Democrats led Republicans on the registration rolls by 617,736 to 617,091 voters as of yesterday, a difference of 645 voters out of 1,941,788 active registrants, according to a report from the office of Iowa Secretary of State Matt Schultz.
That’s a difference of three one-hundredths of one percentage point.
“Swing state horse race tightens,” Schultz’s office said in a posting on Twitter yesterday announcing the totals.
Unaffiliated registrants, at 703,932 voters, are more numerous than either Democrats or Republicans.
Republicans led Democrats by 21,378 voters a year ago, partly because Republicans had held competitive presidential caucuses in January 2012. Democrats narrowed the deficit to 1,400 voters by November, when President Barack Obama beat Republican Mitt Romney in Iowa and nationwide.
While voter registration figures aren’t predictive of election outcomes, the Iowa statistics call attention to the state’s status as a battleground where the two parties are evenly matched.

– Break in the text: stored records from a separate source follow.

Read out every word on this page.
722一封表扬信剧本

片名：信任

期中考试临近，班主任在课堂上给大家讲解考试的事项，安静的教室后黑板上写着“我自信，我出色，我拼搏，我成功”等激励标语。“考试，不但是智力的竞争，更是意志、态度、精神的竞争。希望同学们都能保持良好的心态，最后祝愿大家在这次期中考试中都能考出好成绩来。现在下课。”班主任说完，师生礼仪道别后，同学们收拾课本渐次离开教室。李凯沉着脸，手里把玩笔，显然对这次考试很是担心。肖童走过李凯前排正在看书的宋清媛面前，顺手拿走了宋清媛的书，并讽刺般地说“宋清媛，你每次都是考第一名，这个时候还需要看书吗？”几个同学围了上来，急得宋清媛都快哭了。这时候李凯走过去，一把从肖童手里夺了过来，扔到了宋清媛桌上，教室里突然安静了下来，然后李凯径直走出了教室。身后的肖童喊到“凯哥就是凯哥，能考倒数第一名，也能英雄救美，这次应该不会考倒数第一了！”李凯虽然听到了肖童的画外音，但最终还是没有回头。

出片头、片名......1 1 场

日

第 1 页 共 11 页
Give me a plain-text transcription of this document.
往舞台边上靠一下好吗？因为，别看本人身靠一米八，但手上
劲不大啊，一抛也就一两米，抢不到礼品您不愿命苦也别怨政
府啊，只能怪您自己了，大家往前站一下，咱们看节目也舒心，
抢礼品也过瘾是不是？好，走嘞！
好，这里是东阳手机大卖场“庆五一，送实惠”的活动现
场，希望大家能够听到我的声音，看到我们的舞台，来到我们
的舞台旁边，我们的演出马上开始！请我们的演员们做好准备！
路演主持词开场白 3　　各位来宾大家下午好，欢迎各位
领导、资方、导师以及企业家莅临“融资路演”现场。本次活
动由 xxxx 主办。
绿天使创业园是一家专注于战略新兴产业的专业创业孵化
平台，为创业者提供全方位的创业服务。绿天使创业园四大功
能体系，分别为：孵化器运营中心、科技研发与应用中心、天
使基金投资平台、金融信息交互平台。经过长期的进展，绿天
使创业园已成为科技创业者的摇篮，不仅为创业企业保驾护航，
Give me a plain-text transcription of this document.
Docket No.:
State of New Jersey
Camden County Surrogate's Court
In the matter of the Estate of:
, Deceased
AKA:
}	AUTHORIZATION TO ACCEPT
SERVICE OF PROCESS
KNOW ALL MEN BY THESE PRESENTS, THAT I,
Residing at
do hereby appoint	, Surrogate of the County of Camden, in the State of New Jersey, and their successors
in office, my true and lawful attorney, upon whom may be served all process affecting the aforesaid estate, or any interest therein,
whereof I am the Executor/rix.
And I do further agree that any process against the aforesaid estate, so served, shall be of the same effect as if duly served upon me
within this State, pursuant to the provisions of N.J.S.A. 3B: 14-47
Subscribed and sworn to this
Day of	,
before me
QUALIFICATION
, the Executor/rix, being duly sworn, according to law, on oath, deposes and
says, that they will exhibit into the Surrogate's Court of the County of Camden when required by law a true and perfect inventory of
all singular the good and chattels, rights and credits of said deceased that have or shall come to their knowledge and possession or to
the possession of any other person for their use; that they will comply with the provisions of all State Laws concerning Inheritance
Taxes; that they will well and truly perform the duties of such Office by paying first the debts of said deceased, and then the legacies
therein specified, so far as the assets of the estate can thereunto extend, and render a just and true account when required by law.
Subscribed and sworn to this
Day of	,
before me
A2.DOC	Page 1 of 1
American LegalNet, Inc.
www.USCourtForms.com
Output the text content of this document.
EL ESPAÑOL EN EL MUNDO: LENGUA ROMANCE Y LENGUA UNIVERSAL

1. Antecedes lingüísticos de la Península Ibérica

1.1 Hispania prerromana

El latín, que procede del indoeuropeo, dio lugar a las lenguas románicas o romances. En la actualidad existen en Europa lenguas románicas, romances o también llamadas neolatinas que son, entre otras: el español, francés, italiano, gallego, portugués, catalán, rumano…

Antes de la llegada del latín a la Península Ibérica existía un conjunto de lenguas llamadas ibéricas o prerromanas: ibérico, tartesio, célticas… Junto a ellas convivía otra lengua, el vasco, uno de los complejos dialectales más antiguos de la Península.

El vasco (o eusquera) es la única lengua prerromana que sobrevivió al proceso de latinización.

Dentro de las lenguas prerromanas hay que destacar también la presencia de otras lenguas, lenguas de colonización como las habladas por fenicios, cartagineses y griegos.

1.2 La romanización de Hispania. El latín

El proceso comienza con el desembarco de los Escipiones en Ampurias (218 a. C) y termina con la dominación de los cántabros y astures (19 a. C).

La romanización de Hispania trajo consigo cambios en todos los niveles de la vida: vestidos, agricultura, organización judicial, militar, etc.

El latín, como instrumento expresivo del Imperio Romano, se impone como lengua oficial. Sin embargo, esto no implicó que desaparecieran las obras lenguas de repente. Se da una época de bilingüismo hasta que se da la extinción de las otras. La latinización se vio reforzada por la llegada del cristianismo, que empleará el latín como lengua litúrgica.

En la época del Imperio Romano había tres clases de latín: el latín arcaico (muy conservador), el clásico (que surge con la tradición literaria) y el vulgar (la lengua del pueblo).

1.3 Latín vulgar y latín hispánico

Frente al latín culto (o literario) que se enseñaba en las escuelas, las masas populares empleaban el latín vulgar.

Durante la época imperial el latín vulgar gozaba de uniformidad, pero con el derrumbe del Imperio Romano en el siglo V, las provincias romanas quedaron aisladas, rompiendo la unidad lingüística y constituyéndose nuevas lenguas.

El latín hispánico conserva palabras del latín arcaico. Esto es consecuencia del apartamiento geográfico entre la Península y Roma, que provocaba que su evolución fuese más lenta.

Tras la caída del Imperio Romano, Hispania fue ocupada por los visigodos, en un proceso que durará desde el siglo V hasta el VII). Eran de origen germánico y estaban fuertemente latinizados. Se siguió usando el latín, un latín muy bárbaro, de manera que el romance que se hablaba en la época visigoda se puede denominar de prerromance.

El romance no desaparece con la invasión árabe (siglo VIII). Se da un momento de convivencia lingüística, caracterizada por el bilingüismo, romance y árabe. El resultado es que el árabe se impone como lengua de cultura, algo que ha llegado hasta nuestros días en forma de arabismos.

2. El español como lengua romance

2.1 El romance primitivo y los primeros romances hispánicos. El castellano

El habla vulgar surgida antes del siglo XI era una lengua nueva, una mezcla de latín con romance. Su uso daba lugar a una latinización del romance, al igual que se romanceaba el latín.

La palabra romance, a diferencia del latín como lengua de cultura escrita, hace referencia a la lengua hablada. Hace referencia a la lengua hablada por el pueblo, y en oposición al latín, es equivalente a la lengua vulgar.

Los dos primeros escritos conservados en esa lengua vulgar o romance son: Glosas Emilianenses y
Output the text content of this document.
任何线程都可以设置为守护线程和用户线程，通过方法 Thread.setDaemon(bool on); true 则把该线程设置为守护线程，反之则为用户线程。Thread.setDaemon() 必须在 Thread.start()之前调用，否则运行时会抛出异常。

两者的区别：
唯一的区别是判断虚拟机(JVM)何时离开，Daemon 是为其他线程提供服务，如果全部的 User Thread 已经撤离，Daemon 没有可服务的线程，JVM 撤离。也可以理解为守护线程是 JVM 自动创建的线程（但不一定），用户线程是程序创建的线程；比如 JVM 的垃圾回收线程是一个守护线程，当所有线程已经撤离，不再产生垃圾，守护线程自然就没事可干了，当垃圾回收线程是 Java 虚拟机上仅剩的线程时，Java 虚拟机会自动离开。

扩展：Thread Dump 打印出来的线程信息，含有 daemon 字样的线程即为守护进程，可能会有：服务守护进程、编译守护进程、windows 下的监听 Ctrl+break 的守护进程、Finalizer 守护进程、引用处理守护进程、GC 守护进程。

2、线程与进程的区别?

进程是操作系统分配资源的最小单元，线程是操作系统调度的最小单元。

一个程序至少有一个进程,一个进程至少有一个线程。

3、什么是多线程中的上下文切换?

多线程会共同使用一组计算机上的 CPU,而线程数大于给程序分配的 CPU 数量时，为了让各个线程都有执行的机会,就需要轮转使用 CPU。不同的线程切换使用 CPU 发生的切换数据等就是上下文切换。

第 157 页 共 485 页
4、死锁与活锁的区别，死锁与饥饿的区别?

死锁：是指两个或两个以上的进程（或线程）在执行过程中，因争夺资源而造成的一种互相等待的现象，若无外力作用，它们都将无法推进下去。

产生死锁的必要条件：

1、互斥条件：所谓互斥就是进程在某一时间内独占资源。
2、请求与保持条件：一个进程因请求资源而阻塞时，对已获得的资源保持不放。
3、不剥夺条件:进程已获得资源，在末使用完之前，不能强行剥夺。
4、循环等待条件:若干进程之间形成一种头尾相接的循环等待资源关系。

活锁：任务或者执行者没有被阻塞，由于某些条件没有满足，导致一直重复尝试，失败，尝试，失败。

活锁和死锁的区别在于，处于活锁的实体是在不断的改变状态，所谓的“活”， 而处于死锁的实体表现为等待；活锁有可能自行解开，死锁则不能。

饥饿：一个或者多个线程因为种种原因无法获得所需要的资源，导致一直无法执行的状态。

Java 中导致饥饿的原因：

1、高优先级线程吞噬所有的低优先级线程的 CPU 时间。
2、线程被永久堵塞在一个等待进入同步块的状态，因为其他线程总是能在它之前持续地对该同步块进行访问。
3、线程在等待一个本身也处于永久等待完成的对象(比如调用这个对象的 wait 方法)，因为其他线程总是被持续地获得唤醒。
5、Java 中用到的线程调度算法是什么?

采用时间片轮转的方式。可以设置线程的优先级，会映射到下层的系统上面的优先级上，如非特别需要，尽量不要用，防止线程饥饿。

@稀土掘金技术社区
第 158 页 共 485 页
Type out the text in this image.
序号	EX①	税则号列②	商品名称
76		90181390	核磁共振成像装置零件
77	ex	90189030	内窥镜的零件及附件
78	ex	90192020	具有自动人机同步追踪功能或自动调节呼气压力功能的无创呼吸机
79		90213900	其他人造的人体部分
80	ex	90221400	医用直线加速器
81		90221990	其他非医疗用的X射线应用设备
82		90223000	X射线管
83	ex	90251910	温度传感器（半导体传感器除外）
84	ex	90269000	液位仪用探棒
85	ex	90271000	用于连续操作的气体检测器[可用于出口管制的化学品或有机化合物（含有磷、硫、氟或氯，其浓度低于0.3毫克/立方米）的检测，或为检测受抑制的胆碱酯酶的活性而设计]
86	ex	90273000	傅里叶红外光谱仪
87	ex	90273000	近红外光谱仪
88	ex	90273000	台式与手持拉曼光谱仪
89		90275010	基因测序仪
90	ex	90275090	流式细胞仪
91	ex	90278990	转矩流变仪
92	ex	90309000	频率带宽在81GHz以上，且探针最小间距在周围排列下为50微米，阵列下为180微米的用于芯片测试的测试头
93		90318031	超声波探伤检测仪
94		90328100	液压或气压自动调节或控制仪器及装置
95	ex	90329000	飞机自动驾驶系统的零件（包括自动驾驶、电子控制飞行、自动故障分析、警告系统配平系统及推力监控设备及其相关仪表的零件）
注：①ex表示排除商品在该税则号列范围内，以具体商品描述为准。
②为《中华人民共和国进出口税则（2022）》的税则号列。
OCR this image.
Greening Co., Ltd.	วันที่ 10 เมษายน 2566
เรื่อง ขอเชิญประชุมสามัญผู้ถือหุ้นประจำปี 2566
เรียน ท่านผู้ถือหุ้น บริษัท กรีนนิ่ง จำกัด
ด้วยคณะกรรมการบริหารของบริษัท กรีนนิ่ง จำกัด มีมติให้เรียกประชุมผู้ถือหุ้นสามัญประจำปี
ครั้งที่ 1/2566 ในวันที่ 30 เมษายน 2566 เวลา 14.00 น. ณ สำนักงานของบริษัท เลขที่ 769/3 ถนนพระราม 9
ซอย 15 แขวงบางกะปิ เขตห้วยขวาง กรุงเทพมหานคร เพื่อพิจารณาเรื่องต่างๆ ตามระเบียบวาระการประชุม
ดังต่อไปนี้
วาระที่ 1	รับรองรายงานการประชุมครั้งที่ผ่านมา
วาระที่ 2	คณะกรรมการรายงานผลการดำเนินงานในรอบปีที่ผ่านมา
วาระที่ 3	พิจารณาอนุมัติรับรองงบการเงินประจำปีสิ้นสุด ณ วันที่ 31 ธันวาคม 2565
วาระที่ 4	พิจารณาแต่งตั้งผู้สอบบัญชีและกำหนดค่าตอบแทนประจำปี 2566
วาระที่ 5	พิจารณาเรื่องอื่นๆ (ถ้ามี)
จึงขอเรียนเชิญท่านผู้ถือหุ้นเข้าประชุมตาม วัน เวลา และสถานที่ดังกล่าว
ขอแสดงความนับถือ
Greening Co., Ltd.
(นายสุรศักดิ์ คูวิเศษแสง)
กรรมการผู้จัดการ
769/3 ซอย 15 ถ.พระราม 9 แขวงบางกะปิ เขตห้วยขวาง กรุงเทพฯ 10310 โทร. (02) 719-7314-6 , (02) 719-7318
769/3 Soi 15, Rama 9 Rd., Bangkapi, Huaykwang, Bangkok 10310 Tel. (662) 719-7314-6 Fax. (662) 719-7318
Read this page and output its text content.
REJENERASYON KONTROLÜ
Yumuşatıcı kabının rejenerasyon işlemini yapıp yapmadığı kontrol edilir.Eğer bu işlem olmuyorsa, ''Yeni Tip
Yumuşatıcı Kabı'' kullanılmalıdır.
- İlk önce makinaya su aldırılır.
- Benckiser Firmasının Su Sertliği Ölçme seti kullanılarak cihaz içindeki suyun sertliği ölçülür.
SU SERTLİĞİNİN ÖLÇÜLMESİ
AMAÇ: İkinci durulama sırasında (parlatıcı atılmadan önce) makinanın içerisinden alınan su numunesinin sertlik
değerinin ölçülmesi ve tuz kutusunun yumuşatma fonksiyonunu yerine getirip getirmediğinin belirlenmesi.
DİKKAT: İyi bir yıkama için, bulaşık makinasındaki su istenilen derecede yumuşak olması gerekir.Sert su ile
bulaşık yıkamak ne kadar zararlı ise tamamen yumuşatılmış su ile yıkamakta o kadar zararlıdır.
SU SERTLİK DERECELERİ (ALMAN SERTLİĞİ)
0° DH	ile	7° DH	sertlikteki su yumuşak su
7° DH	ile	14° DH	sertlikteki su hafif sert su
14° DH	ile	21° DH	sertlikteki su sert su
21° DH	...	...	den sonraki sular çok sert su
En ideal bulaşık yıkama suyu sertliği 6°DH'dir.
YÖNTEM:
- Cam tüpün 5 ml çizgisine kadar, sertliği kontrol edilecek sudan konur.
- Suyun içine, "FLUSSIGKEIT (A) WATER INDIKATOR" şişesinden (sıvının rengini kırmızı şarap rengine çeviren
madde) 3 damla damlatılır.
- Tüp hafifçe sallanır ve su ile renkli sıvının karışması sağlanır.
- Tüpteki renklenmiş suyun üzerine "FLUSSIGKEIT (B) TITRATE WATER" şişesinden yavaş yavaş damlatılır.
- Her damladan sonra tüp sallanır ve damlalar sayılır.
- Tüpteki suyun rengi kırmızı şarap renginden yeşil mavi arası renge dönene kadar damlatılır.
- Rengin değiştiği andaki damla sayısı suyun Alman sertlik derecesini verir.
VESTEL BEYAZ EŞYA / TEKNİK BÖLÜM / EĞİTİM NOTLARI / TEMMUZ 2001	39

Iowa’s four-person U.S. House delegation has two Democrats and two Republicans. In the Senate, Republican Chuck Grassley and Democrat Tom Harkin have served Iowa for decades. Republicans lead the state House by 53-47, while Democrats control the Senate by 26-24.
Obama carried Iowa by 52 percent to 46 percent in the 2012 election, close to his nationwide margin of 51 percent to 47 percent. Iowa was one of seven states that sided with the White House winner in each of the past three elections, and only Iowa and New Mexico sided with the national popular vote winner in each of the past four presidential elections.
The next big gauge of Iowa’s political leanings will be the 2014 Senate election for retiring Harkin’s seat. The nonpartisan Cook Political Report presently rates the race as a tossup.